The son of a former big leaguer, Tatis made his MLB debut in 2019 and quickly became a smash hit on the court and with fans. He has a career .965 OPS and has played at shortstop and in the outfield.

Tatis has become one of the biggest MLB players suspended for PED since penalty testing began in 2004, joining Rodriguez (2014 season), Ramirez (50 games in 2009 and 100 games in 2011), Robinson Canó (80 matches in 2018 and season 2020) and Miguel Tejada (105 matches in 2013).

Tatis had been on the injured list this season after breaking his left wrist – the accident is believed to have taken place in December in a motorbike accident in the Dominican Republic. He was operated on in mid-March.

“I think we’re hoping that between the offseason and now there will be some maturity. Obviously with the news today it’s more of a trend and something we need to dig a little bit. more,” Preller said.

“I’m sure he’s very disappointed. At the end of the day, that’s one thing to say. You have to start showing it with your actions,” he said.

Preller added: “I think what we have to achieve is a moment that we (him) trust. In the last six or seven months, that’s something that we haven’t really been able to have. the low. “

“I think from our perspective he’s obviously a great talent, he’s a guy we have a lot of history with and believe in, but those things only work when there’s strength. two-way trust.”

On August 6, Tatis began a minor rehab assignment with Double-A San Antonio. He was 2 for 9 with a double and a triple in four games.

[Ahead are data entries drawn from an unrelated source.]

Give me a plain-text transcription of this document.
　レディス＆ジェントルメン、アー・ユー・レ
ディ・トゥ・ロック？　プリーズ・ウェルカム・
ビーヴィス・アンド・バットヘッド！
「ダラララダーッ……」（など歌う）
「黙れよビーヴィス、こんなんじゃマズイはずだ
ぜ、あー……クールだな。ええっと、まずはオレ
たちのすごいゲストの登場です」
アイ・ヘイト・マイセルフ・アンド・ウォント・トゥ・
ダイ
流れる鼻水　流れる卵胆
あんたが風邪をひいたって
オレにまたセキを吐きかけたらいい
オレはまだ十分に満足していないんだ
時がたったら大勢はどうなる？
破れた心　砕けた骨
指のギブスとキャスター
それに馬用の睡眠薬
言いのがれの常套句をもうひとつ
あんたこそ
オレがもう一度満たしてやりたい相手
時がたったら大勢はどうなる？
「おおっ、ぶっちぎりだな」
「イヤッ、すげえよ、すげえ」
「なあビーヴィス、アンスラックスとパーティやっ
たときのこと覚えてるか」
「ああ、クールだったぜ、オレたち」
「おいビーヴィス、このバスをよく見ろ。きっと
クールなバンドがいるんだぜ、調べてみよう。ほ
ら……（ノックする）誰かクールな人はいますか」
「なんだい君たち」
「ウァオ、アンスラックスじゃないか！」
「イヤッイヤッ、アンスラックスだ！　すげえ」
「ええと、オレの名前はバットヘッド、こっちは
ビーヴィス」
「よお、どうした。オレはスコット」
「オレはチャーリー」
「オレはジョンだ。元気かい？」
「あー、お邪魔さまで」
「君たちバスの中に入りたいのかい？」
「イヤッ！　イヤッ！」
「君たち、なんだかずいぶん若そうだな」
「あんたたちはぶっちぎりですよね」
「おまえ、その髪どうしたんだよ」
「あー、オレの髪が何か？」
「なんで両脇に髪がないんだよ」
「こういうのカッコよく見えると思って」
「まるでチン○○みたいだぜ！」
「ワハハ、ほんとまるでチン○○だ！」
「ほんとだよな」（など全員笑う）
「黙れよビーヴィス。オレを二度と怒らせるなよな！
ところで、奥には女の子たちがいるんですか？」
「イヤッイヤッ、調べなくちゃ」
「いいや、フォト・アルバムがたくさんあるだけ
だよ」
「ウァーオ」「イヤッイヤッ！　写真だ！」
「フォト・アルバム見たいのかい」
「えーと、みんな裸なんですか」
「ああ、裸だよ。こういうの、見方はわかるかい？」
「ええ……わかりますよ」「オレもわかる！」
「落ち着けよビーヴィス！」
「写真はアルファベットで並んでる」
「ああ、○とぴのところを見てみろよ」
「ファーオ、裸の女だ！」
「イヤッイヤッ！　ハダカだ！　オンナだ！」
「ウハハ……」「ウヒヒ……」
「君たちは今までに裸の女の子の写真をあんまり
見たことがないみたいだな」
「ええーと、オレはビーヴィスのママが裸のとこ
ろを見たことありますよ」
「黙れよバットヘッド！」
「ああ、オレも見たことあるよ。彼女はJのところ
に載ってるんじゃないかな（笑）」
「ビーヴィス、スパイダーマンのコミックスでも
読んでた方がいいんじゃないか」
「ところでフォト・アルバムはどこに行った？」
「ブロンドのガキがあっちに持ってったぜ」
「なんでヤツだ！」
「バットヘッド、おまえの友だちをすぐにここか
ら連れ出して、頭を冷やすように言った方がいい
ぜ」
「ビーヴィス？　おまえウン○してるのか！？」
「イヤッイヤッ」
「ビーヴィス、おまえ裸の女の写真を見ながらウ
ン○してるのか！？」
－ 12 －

The Padres traded for Soto hoping to make a run through October. They figured a roster including Soto, Tatis and Machado might give them a better shot at the first World Series championship in team history – now they’ll have to give it a try without any of those key elements.

“Hearing that he’s going to be suspended for 80 games and not being part of what we’re trying to accomplish here is something you don’t want to hear before a game and don’t want to hear on the whole. C It’s just a terrible thing,” Machado said.

“We were waiting to get him back and he was a spark plug,” he said.

Manager Bob Melvin added: “It’s a blow for us. … I’m glad we got the things we did on schedule.”

Tatis will not be able to play in the WBC early next year. Dominican fans were salivating at the thought of seeing a killer line-up featuring Tatis, Soto, Vladimir Guerrero Jr., Rafael Devers and José Ramírez.

Tatis will lose $1,510,989 of his $5 million salary this year, covering the final 55 days and 48 games of the season. He will lose an estimated $1.39 million of his $7 million salary for the first 32 games next season, with the exact number to be determined by the number of days he misses.

“There’s no other place in the world I’d rather be than on the pitch competing with my teammates,” Tatis said.

“I have taken countless drug tests throughout my professional career, including March 29, 2022, all of which have been negative up until this test,” he said.

The penalty was announced shortly before the Padres played against Washington. San Diego started the day 63-51 and held the final three NL wildcard spots.

Preller said the team had about 15 minutes to discuss Tatis’ suspension before entering the field.

“We haven’t had (Tatis) this season so it’s not like we have him in the lineup and now we won’t,” Preller said. “I think for a man, all the guys at this club believe we can win. They know we can win. I’ve never been about just one player.”